Günlerdir bunu düşünüyorum yalnız kaldıkça. Ben bebeğime o patikten alacak duruma gelmeden anne olmamalımıyım? Ama öyle güzel ki,benim bebeğim o patikten haketmiyormu?
Kendi kendime düşündüm durdum bunu.

Sonra ben aynı şeyi yaptımmı acaba diye bir düşündüm. İnsanların ulaşamayacağı yada beklentilerini yükseltecekleri birşeyi sayfamda yayınlayıp onları üzdümmü acaba. Benimde bunu yapan dostlarım var ve biliyorum ki asla kötü niyetle yapmıyorlar. Amacımız tek;paylaşmak!

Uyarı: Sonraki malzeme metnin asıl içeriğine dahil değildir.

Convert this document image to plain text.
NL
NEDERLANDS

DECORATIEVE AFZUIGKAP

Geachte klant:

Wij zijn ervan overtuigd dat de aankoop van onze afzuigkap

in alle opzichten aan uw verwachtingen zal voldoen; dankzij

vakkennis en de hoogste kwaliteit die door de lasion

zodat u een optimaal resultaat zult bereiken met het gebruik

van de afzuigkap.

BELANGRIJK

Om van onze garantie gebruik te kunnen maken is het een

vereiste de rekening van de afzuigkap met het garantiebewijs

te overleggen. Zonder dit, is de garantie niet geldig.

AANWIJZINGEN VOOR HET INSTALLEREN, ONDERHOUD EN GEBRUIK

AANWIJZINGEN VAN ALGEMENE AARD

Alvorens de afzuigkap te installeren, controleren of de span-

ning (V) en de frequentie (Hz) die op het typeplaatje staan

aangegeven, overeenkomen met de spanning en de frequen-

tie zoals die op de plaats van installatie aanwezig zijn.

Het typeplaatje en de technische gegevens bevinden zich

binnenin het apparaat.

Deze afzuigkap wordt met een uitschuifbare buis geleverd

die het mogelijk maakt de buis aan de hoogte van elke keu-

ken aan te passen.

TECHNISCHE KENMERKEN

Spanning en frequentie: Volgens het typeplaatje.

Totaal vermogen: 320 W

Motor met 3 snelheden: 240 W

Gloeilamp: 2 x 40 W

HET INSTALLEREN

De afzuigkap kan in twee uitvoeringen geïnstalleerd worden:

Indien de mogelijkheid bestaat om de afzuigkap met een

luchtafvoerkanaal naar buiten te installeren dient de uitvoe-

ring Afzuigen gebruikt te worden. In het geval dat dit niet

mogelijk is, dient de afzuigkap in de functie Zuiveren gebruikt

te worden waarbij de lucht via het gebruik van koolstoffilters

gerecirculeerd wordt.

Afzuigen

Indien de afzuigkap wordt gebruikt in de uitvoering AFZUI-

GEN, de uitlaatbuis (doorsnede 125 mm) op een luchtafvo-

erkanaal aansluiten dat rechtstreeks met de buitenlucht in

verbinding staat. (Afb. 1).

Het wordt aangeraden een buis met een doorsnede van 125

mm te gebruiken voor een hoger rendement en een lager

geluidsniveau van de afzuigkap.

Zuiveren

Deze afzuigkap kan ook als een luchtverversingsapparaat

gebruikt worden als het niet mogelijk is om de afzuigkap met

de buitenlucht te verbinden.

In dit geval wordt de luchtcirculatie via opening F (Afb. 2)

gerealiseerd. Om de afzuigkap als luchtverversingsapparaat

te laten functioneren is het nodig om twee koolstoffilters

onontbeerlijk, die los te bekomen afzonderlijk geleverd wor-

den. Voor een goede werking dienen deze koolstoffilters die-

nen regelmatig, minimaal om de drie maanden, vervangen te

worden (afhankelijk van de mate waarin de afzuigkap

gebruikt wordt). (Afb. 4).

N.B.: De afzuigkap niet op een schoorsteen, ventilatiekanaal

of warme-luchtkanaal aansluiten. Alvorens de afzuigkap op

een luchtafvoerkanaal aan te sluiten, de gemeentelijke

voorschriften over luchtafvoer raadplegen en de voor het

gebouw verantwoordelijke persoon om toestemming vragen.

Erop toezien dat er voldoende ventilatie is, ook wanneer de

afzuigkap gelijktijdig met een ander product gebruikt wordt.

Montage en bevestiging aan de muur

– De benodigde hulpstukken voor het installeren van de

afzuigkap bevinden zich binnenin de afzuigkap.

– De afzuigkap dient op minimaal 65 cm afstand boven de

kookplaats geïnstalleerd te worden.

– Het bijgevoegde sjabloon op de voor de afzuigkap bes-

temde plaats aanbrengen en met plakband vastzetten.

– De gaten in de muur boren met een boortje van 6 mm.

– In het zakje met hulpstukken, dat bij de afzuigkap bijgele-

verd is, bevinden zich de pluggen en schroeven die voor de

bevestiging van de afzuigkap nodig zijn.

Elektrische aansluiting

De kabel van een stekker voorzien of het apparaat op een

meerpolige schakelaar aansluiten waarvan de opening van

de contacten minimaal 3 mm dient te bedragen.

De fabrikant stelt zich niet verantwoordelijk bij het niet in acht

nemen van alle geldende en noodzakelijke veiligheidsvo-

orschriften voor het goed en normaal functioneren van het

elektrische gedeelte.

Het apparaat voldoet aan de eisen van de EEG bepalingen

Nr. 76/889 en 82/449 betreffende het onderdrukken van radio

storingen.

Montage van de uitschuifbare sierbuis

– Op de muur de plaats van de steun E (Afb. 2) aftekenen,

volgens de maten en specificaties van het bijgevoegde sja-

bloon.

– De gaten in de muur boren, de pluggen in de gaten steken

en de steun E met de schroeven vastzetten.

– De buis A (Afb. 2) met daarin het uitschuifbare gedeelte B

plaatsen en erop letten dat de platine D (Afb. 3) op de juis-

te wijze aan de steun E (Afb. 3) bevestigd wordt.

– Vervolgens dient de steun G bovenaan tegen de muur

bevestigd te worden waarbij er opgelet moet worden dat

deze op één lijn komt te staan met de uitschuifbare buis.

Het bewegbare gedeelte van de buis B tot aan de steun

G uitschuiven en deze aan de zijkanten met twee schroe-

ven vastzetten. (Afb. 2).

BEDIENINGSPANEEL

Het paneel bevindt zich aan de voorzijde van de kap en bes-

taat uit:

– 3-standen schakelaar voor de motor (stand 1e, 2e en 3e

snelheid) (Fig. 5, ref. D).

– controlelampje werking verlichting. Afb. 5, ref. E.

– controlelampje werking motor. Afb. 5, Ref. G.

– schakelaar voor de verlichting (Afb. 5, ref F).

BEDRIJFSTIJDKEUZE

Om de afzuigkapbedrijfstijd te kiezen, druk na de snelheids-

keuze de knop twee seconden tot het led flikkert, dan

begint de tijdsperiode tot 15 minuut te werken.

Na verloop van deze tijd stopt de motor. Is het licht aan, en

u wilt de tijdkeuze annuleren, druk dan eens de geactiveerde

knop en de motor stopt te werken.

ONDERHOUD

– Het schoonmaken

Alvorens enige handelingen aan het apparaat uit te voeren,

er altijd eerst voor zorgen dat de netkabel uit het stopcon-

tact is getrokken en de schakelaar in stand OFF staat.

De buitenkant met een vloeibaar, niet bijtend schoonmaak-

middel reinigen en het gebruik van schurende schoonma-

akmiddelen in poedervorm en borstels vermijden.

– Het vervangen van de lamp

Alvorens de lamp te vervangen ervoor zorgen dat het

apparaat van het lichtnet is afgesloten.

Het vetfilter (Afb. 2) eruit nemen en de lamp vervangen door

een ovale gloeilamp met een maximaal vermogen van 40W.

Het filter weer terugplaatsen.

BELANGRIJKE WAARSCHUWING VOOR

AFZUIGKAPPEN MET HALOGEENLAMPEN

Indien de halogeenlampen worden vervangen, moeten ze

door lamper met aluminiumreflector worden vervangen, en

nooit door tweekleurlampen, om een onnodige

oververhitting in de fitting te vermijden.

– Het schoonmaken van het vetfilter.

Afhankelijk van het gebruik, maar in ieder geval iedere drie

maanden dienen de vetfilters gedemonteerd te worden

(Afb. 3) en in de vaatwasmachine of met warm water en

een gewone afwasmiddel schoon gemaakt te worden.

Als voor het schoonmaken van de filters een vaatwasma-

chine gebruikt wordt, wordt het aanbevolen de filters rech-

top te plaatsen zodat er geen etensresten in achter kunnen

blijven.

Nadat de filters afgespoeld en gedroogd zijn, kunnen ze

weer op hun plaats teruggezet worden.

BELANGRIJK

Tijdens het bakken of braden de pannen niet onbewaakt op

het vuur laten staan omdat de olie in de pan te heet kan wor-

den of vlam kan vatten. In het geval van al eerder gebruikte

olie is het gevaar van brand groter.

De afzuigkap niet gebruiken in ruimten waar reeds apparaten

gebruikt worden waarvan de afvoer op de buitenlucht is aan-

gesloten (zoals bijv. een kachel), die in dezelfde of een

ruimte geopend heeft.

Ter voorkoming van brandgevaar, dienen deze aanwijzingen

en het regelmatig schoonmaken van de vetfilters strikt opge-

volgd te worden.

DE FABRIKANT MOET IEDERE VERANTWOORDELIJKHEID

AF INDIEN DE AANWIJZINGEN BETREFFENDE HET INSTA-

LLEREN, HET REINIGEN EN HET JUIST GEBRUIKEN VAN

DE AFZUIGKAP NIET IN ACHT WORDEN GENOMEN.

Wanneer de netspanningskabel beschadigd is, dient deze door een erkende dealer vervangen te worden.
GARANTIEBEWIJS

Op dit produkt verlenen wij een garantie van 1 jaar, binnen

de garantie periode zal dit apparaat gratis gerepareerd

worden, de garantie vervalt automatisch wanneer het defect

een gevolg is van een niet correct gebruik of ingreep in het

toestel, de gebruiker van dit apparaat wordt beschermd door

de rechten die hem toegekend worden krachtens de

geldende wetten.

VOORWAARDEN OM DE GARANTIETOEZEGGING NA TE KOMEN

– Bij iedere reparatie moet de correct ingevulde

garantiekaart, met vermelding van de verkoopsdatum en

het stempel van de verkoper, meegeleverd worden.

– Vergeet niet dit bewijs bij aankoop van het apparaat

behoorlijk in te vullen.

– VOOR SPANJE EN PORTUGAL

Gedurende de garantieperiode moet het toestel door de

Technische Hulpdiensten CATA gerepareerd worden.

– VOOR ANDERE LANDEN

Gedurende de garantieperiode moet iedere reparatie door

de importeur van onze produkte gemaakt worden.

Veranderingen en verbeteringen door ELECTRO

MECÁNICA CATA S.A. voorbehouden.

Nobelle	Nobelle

Ama ya ben şimdi bana ait herhangi birşeyin resmini buraya eklersem ve ona sahip olmayan yada hayatı boyunca sahip olamayacak insanları üzersem? İşte benim amacım burada dibe iniyor,ben insanları üzmek için değil mutlu etmek için yazıyorum. Bu nedenle anladım ki ben,eşimle olan ilişkimi buraya yazmamalıyım,evimi elbisemi tatilimi buraya yazmamalıyım. Bunu gerçekten hakedipte (belkide benden çok) sahip olamamış insanı üzüp,beklentilerini yükseltmemeliyim. Çokmu zenginim? Hayır! Ama daha büyük zenginliklerim var ve yaşamımda bunu çok hakedipte kavuşamamış insanlarda var.

Eğer bugüne kadar eklediğim bir resimle,bir sözle yada herhangi birşeyle kafasını günlerce meşgul ettiğim,üzüntü duymasını sağladığım insanlar varsa onlardan özür diliyorum. Biliyorum,iyi bir yüreğe sahipsek hepsinin en güzelini hakediyoruz. Umarım en kısa zamanda da olur.